In a blog post on Friday, Microsoft employees Bernardo Caldas and Linda Averett wrote that the decision had been taken due to the cost of licensing DVD playback codecs, and the fact that streaming video is taking over from physical media.
Caldas and Averett also said Microsoft's Windows Media Center would only be included in two editions of Windows 8, namely the Windows 8 Media Center Pack and Windows 8 Pro Pack. Other Windows 8 users who want the software will have to buy it.
"Our telemetry data and user research shows us that the vast majority of video consumption on the PC and other mobile devices is coming from online sources such as YouTube, Hulu, Netflix, or any of the other myriad of online and downloadable video services available," Caldas and Averett wrote.

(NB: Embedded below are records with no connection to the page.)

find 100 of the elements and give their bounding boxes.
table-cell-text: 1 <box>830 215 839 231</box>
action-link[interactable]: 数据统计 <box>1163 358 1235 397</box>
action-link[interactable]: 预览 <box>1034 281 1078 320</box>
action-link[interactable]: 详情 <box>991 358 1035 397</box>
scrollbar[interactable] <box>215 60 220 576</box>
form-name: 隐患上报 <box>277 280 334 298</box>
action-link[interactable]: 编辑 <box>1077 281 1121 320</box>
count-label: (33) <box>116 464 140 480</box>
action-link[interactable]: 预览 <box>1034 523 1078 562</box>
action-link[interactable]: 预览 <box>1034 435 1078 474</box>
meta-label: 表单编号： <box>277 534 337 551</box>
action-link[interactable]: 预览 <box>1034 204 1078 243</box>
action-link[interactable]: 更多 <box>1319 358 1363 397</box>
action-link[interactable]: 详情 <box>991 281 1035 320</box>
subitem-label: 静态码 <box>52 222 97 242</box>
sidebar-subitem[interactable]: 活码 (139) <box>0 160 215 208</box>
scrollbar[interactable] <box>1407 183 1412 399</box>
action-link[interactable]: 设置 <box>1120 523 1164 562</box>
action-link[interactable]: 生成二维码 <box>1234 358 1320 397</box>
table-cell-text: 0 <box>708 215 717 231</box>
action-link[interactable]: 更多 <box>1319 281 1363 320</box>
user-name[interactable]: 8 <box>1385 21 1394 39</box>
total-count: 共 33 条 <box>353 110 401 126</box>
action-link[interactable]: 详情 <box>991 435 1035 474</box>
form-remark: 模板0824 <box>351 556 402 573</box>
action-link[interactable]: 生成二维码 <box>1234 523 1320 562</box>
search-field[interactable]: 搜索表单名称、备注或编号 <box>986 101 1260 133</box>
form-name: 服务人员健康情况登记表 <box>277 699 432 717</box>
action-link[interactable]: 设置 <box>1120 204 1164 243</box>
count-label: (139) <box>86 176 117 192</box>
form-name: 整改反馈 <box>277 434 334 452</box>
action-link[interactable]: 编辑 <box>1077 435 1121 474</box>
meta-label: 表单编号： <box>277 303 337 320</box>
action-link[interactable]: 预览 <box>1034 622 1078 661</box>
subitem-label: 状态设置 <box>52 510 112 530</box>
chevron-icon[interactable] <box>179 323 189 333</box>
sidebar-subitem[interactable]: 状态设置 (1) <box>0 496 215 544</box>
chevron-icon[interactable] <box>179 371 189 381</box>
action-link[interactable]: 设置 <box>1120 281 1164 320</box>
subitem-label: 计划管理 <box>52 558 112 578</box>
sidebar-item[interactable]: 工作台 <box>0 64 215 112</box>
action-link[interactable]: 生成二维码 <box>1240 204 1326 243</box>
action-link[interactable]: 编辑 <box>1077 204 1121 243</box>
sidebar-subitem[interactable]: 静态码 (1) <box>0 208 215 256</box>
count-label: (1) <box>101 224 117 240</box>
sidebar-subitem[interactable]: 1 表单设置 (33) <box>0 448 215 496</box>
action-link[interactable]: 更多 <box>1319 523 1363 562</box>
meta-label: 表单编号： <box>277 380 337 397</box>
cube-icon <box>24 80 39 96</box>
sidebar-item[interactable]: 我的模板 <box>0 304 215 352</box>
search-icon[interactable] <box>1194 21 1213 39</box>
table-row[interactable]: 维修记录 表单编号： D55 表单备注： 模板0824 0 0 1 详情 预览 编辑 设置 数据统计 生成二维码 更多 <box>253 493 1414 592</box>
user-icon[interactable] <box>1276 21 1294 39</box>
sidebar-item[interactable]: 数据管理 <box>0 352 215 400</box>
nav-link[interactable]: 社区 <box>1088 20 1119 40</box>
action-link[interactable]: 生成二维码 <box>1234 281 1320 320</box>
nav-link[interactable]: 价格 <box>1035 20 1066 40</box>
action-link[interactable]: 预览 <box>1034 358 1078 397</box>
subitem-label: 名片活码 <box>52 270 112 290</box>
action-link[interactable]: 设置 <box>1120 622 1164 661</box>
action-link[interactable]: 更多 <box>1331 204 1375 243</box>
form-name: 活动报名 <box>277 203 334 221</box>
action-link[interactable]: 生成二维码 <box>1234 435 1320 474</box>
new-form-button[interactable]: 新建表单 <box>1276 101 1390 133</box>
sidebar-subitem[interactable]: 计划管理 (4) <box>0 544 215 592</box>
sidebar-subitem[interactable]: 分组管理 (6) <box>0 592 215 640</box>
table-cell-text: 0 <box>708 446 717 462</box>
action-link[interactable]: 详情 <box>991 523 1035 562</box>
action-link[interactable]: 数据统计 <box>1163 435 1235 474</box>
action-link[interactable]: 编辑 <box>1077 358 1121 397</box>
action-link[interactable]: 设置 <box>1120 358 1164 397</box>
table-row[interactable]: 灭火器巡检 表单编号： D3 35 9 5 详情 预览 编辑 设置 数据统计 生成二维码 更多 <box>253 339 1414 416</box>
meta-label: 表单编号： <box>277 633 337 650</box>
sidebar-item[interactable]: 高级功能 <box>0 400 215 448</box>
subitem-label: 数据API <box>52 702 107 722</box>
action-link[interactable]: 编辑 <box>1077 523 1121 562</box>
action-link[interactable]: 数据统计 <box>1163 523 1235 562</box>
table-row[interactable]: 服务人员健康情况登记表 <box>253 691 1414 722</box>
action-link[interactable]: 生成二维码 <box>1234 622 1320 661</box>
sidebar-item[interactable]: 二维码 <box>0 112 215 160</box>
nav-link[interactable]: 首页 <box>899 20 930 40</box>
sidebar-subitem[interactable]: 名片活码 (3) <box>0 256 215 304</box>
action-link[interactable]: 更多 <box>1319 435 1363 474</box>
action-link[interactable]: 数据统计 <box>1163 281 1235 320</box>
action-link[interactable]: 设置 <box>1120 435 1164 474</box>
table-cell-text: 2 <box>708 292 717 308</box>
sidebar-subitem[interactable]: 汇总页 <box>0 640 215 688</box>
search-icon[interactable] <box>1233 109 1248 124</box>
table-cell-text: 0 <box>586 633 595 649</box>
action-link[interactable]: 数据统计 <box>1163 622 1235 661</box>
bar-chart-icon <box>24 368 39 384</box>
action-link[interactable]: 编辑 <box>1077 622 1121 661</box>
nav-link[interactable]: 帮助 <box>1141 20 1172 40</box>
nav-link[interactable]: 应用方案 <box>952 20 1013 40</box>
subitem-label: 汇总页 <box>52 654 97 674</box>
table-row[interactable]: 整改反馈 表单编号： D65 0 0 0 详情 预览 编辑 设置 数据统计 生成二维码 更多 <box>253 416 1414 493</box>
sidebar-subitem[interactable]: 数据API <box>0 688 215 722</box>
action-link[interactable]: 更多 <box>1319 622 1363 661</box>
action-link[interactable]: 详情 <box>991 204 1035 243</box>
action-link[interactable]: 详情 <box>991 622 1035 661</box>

"On the PC, these online sources are growing much faster than DVD and broadcast TV consumption, which are in sharp decline… Globally, DVD sales have declined significantly year over year and Blu-ray on PCs is losing momentum as well," they added.
The authors pointed out that Windows 8 was built for form factors other than the traditional desktop. These include tablets and ultrabooks, neither of which have built-in DVD drives.
"Given the changing landscape, the cost of decoder licensing, and the importance of a straight forward edition plan, we’ve decided to make Windows Media Center available to Windows 8 customers via the 'Add Features to Windows 8' control panel," Cladas and Averett wrote. "Windows Media Player will continue to be available in all editions, but without DVD playback support."
The Microsoft employees suggested that those wanting DVD playback without Windows Media Center could turn to "the many quality solutions on the market".